The origin story has also been tweaked, not necessarily for the better, but one that’s slightly more in keeping with the rest of the production. Here, Parker sneaks into Oscorp, in the hopes of finding out more about his parents, who vanished shortly after depositing him with his grandparents in Queens one rainy night when he was a little boy. There, he happens to run into Gwen Stacy (Emma Stone), his biggest high school crush, who is the lead intern for a brilliant, one-armed scientist named Curt Connors (Rhys Ifans), Dr. Connors is continuing Peter’s father’s work in “Cross Species Genetics,” a theory that, if proven, could lead to virtually eradicating health issues across the board, even going so far as to re-growing lost limbs (see if you can tell where this is going).
On his initial visit to the laboratory — a gleaming glass-and-steel monolith with Oscorp branding everywhere you look, set in a towering Manhattan high-rise that looks like a giant, metallic claw scratching at the surface of the heavens (not ones for subtlety, those Oscorp architects) — Peter also gets bitten by the infamous radioactive spider, which ultimately gives him his various spider-powers, though the producers do take pains to make Spidey’s web production non-organic — the kid develops electronic web shooters he straps to his wrists.

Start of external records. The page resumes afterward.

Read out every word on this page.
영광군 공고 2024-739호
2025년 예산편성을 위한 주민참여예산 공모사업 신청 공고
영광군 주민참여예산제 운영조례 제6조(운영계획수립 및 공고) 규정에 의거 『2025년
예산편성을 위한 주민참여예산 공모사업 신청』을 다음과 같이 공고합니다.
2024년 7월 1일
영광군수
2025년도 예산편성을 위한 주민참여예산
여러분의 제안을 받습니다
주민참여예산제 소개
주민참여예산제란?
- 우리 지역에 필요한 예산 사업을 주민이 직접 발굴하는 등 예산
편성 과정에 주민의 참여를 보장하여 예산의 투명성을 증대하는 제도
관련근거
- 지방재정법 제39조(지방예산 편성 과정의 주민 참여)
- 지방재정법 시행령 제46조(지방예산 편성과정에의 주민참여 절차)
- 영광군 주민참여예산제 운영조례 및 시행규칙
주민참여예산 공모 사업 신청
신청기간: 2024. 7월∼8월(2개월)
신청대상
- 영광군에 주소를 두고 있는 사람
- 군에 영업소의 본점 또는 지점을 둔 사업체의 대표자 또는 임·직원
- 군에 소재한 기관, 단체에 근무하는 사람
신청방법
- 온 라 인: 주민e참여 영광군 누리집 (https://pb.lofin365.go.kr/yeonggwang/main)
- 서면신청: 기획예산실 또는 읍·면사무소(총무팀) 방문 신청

In any event, Dr. Connors eventually injects himself with his own serum, which has the usual bad repercussions, and we’re on our way. Clearly, the film is still stuck on the scientist-as-sympathetic-villain bit, which is a notable disappointment. And that’s not the only place where the film drops the proverbial ball: By the end of the movie’s 136 minute running time, enough nonsensical plot holes and outright logic gaffes have permeated the proceedings to disavow some of the positive early efforts. Finally, and I admit this is obviously something of a personal preference, I’m not at all sure I want to live in a world where venerable, aged Aunt May (Sally Field) can be portrayed by Gidget.